The Swiss bank established a successful business model for rogue investors who sought access to U.S. markets.
To ensure its customers’ payments weren’t held up, the bank replaced their names with the phrase “By order of a customer,” according to the DA’s office.
It allegedly schooled the Iranian banks in how to format payment messages that would avoid Foreign Assets Control filters. Morgenthau said Credit Suisse assured its Iranian clients that it would manually review every payment before it went through to the United States.
The payments were processed by Lloyds Bank and others.
Lloyds settled similar claims earlier this year by agreeing to forfeit $350 million.
Both cases stemmed from the DA’s investigation into the Alavi foundation and its connection with Bank Melli Iran. The Islamic foundation had its Manhattan office building seized by federal authorities and is suspected of having ties to the Iranian bank. DA staffers found evidence of wire payments from Bank Melli to people associated with Alavi, according to Morgenthau.
The 90-year-old district attorney said he remembers a time when obtaining a settlement like this would have been far more difficult.
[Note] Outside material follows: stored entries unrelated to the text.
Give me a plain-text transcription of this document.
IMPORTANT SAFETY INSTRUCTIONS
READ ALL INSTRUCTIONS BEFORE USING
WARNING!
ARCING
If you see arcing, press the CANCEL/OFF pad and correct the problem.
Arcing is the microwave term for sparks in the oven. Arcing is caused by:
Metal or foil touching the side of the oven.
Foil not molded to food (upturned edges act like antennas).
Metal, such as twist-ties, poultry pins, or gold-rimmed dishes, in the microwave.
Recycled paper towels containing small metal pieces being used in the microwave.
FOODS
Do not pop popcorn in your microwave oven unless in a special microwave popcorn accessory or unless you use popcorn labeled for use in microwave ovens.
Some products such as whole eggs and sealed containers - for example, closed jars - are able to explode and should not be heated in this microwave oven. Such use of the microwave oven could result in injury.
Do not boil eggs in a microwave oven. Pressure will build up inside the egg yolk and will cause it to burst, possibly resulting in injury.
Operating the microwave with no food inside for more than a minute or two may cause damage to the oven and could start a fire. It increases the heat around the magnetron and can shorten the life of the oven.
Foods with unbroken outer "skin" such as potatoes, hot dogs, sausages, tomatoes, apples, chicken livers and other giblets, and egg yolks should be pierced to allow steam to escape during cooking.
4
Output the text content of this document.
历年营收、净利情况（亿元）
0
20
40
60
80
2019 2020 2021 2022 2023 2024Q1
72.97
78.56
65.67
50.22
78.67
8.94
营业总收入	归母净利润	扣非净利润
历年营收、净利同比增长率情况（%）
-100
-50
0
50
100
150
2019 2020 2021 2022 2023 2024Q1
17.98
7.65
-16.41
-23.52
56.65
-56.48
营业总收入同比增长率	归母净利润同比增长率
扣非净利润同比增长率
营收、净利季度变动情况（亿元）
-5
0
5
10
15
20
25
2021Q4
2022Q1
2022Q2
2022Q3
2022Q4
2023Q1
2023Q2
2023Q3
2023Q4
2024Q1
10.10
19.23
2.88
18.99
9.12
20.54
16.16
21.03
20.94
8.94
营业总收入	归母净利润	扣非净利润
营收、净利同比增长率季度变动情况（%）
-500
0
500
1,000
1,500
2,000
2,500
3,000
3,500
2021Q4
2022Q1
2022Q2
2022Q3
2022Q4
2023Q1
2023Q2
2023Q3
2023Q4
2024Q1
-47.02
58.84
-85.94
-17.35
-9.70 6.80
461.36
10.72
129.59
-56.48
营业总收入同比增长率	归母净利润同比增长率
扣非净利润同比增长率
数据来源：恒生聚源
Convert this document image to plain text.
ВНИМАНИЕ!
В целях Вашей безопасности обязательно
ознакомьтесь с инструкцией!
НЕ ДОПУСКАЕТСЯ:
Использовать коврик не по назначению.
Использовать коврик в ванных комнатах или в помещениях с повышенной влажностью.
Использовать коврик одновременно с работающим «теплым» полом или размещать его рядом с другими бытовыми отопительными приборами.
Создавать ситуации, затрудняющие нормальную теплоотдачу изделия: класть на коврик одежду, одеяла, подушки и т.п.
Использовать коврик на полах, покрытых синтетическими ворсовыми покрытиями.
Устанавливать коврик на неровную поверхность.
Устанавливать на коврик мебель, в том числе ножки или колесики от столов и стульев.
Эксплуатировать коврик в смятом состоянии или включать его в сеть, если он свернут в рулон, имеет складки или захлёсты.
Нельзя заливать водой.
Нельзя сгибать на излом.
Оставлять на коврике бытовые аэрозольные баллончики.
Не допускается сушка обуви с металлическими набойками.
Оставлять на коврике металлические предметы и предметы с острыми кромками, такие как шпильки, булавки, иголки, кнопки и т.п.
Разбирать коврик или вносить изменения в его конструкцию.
He said it was “unprecedented” for a Swiss bank and the Swiss government to provide the kind of access to its data and records that made the settlement possible.
“The standards of transparency have come a long way since I first began investigating financial crime in the 1960’s,” the 35-year veteran said. “From secret Swiss and Liechtenstein accounts then, to the conduct of BCCI in the 1990’s, to this year’s actions involving Iranian banks, the standards of transparency have risen, and we expect more from institutions today than ever before.”
He gave the bank credit for cooperating with the investigation.
“The message to other banks involved in similar practices should be clear: If you are engaged in sanction-busting misconduct, you should self-report, clean up your shop, and give us full accounting,” Morgenthau said. “This is what we should expect and demand from major international banks.”